The new limits, according to some who are familiar with the directive, are ambiguous. One question is whether the US would withhold or limit information about a possible Russian target in areas recognized internationally as Ukrainian territory but controlled by Moscow or its proxies prior to the war, such as the Crimean Peninsula and parts of the Donbas. Intelligence that US personnel believed Ukrainian forces could use to retake previously lost territory has been limited at times.
The directive continues to restrict information provided to Ukrainians about forces in Russia or neighboring Belarus, where Russian forces have previously staged and attacked from Ukraine’s north.
“We are intensely sharing timely intelligence with the Ukrainians to help them defend themselves throughout their country, including in areas held by Russia before the 2022 invasion,” said one U.S. intelligence official who spoke on condition of anonymity to describe the classified directive. The Wall Street Journal first reported the directive had been changed.
Another US official, who requested anonymity to discuss intelligence matters, said the administration is “providing detailed, timely intelligence to the Ukrainians on a range of fronts.”

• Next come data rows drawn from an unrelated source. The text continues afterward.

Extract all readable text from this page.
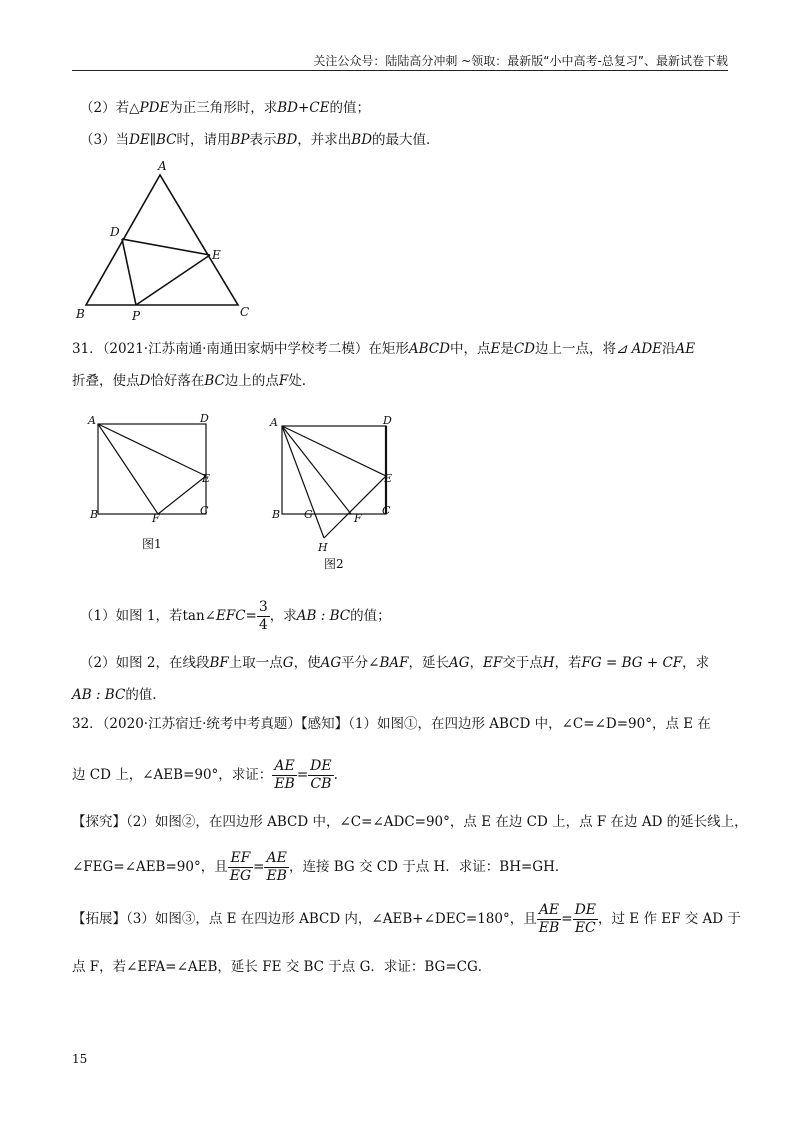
关注公众号：陆陆高分冲刺 ~领取：最新版“小中高考-总复习”、最新试卷下载
（2）若△PDE为正三角形时，求BD+CE的值；
（3）当DE∥BC时，请用BP表示BD，并求出BD的最大值．
A
D
E
B	P	C
31．（2021·江苏南通·南通田家炳中学校考二模）在矩形ABCD中，点E是CD边上一点，将⊿ ADE沿AE
折叠，使点D恰好落在BC边上的点F处.
A	D
E
B	F
C
图1
A	D
E
B G	F
C
H
图2
（1）如图 1，若tan∠EFC= $\frac{3}{4}$ ，求AB : BC的值；
（2）如图 2，在线段BF上取一点G，使AG平分∠BAF，延长AG，EF交于点H，若FG = BG + CF，求
AB : BC的值.
32．（2020·江苏宿迁·统考中考真题）【感知】（1）如图①，在四边形 ABCD 中，∠C=∠D=90°，点 E 在
边 CD 上，∠AEB=90°，求证： $\frac{AE}{EB} = \frac{DE}{CB}$ .
【探究】（2）如图②，在四边形 ABCD 中，∠C=∠ADC=90°，点 E 在边 CD 上，点 F 在边 AD 的延长线上，
∠FEG=∠AEB=90°，且 $\frac{EF}{EG} = \frac{AE}{EB}$ ，连接 BG 交 CD 于点 H．求证：BH=GH．
【拓展】（3）如图③，点 E 在四边形 ABCD 内，∠AEB+∠DEC=180°，且 $\frac{AE}{EB} = \frac{DE}{EC}$ ，过 E 作 EF 交 AD 于
点 F，若∠EFA=∠AEB，延长 FE 交 BC 于点 G．求证：BG=CG．
15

Following the new guidance, Republicans on the Senate Intelligence Committee wrote to Director of National Intelligence Avril Haines, urging him to “proactively share intelligence with the Ukrainians to help them protect, defend, and retake every inch of Ukraine’s sovereign territory, which includes Crimea and the Donbas.”
“Not enough is being done to share critical intelligence that would assist the Ukrainians as Russian forces move to secure territory in the southern and eastern parts of the country,” the senators said.
Unlike a letter to Biden on Feb. 9 urging intelligence sharing “to the fullest extent possible,” Democrats on the committee did not sign this week’s letter, indicating apparent divisions among members on how the administration’s current guidance is viewed.
The White House maintains that it is sharing information in accordance with Ukraine’s current objectives. According to analysts, the war is shifting from a national conflict to a focus on the southern and eastern parts of Ukraine that Russia has recently seized or attacked. The strategic port city of Mariupol, whose mayor claims that more than 10,000 civilians have died as a result of Russia’s siege, is expected to be a focal point.
Ukraine, in addition to its own intelligence capabilities, enlists the help of the United States and other Western countries to plan and repel attacks. Before and during the war, the US shared intelligence about what it believes are Putin’s battle plans publicly and privately in the hopes of undermining Russia and rallying support for a strong Western response.